- А я?
- Тебе нужен покой. Ты останешься здесь - и прислуга, и повитухи
будут с тобой. Как только мы отразим Антигона, я вернусь... - деланно
бодрый голос пастуха дрогнул и он продолжал уже совсем другим тоном: - Я
не хочу уезжать от тебя.
Гиртеада заплакала.
- Мне страшно. Я боюсь того, что будет. Я боюсь его, - она провела
рукой по животу.
- Ну... ну не надо, - Калхас обнял жену. - Это бывает с каждой
женщиной. Только кажется страшным - а потом они вспоминают со смехом и уже
не боятся.
- Ты не то говоришь, что думаешь. - Гиртеада обхватила мужа за плечи
и изо всех сил прижалась к нему. - Я вытерплю боль. Больше всего мне
страшно за тебя.
- Мы постоянно одолевали Антигона. Одолеем и теперь, - шептал ей на
ухо Калхас. - Он рассчитывает на неожиданность, а неожиданности уже не
получилось... Может быть я даже успею - и вернусь, чтобы держать тебя за
руку. Не бойся за меня - я ведь в свите стратега: что мне будет?

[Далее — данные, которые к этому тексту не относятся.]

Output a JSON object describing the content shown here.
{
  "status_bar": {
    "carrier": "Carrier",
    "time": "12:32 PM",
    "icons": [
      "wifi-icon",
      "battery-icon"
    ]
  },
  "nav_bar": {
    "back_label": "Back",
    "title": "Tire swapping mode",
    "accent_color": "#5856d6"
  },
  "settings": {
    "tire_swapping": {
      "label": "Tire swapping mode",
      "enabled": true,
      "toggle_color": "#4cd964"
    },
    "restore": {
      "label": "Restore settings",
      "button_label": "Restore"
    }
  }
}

- Калхас! - крикнули у входа в дом. - Быстрее! Стратег ждет!
Гиртеада разжала объятья. Она вытерла рукавом слезы и стала помогать
пастуху собираться. Теплая одежда, оружие, легкий кожаный шлем, седельная
сумка с запасом вяленого мяса. Что еще?
- Все. Спасибо тебе.
Гиртеада закусила губу, но не плакала.
- Вспоминай. Я могла что-то забыть.
- Нет. Ты ничего не забыла. - Тоскливая боль навалилась на сердце
Калхаса. - Дай, я прижмусь к тебе еще раз.
Он перекинул седельную сумку через плечо и обнял жену, поглаживая ее
по легонько вздрагивающей спине. Его лицо погрузилось в пышную массу волос
и Калхас вдохнул - до отказа, до боли в ребрах, - запах корицы, смешанной
с молоком. Он не мог оторваться. Море чувств связывало его с этой
женщиной, с этой комнатой гораздо более крепкой пуповиной, чем та, что
соединяет ребенка с матерью.
- Не плачь. Береги себя, - сказал пастух.
- Конечно, - торопливо ответила Гиртеада. - Ты, главное, не думай обо
мне. Все будет хорошо. Ты только будь осторожен. И возвращайся.
- Вернусь, - Калхас хотел сказать что-нибудь веселое, но разум
наполняла тоскливая пустота.
У дверей раздалось сразу несколько недовольных голосов.
- Ну... держись! - аркадянин отодвинул от себя Гиртеаду, еще раз
посмотрел на ее заплаканное лицо и быстро, не оборачиваясь, вышел из дома.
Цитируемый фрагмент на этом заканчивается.